Black Friday and outages – of networks, websites and banking systems – are almost synonymous because systems crash during that time under the deluge of discount-seeking shoppers.

While local businesses have learned to plan much more effectively over the years, the spectre of payment gateway and website downtime still looms large for ecommerce site decision-makers.

Enterprises looking to get ahead of the curve this year in their Black Friday preparations need to ask their payment providers some hard questions, says Andrew Pillay, head of international sales at Peach Payments.

Redundancy

The critical element, says Pillay, is redundancy: “If a business is sending all of its payment requests to a single bank and the bank’s infrastructure gets overloaded, the payment will fail. Ideally your payment gateway should be able to send a transaction to a different bank if the first one is unavailable for whatever reason.”

The ability to switch banks proved invaluable to a large local online marketplace a few years ago, when one bank’s payment interface buckled under the pressure of shopping volumes.

More than that, Pillay says, if customers’ attempts at processing a payment fail, the gateway should be able to re-process the order via a different payment method.

“During Black Friday, it’s imperative to be able to offer customers a range of different ways of paying, without making them go through the order process again,” he says. “This prevents the sale from being lost.”

Conversion rates

Redundancy in payment methods ties into another critical aspect of Black Friday sales figures: improving conversion rates. Businesses spend a lot of money to get people onto a website to buy products, but if they’re not actually checking out their basket, what can be done?

This is where remarketing should be built into the customer journey, Pillay says, to entice people who may be dithering – or waiting for even just a small additional discount – to complete the purchase. Enterprises should double check that their payment platforms can assist with this process, he says, and activate payment platform modules that facilitate remarketing.

After Black Friday

Pillay says business leaders tend to focus on couriers and delivery issues after Black Friday, “but spare a thought for Accounts departments that have to reconcile payments into the business’s bank account with dispatched orders”.

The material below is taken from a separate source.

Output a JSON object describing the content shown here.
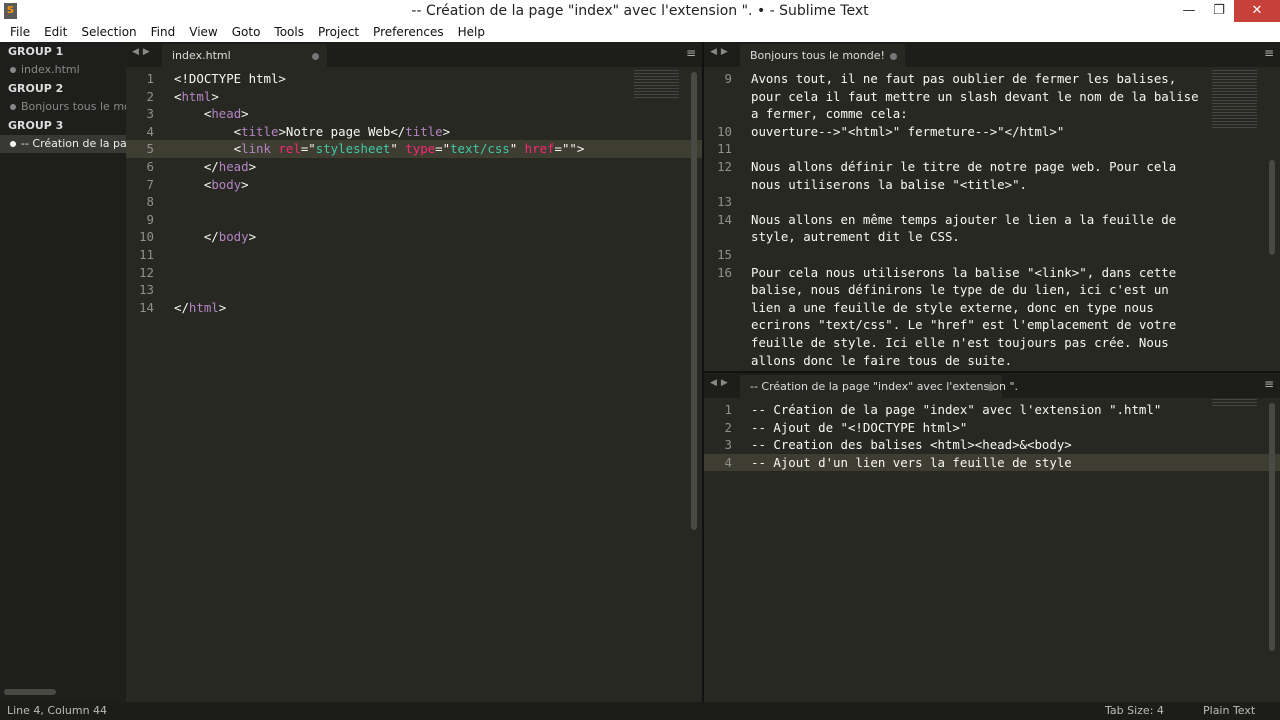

This can be a nightmare because Black Friday volumes push the whole business into overdrive, including the back office. Pillay identifies bank reconciliations as one of the biggest challenges faced by any online business, particularly when faced with a deluge of Black Friday transactions that have to pass muster with auditors.

“Make sure your payment gateway plays nicely with your accounting system, and double-check with your staff that they are receiving the information they need to do their jobs. This will prevent Black Friday from becoming an accounting black hole,” he concludes.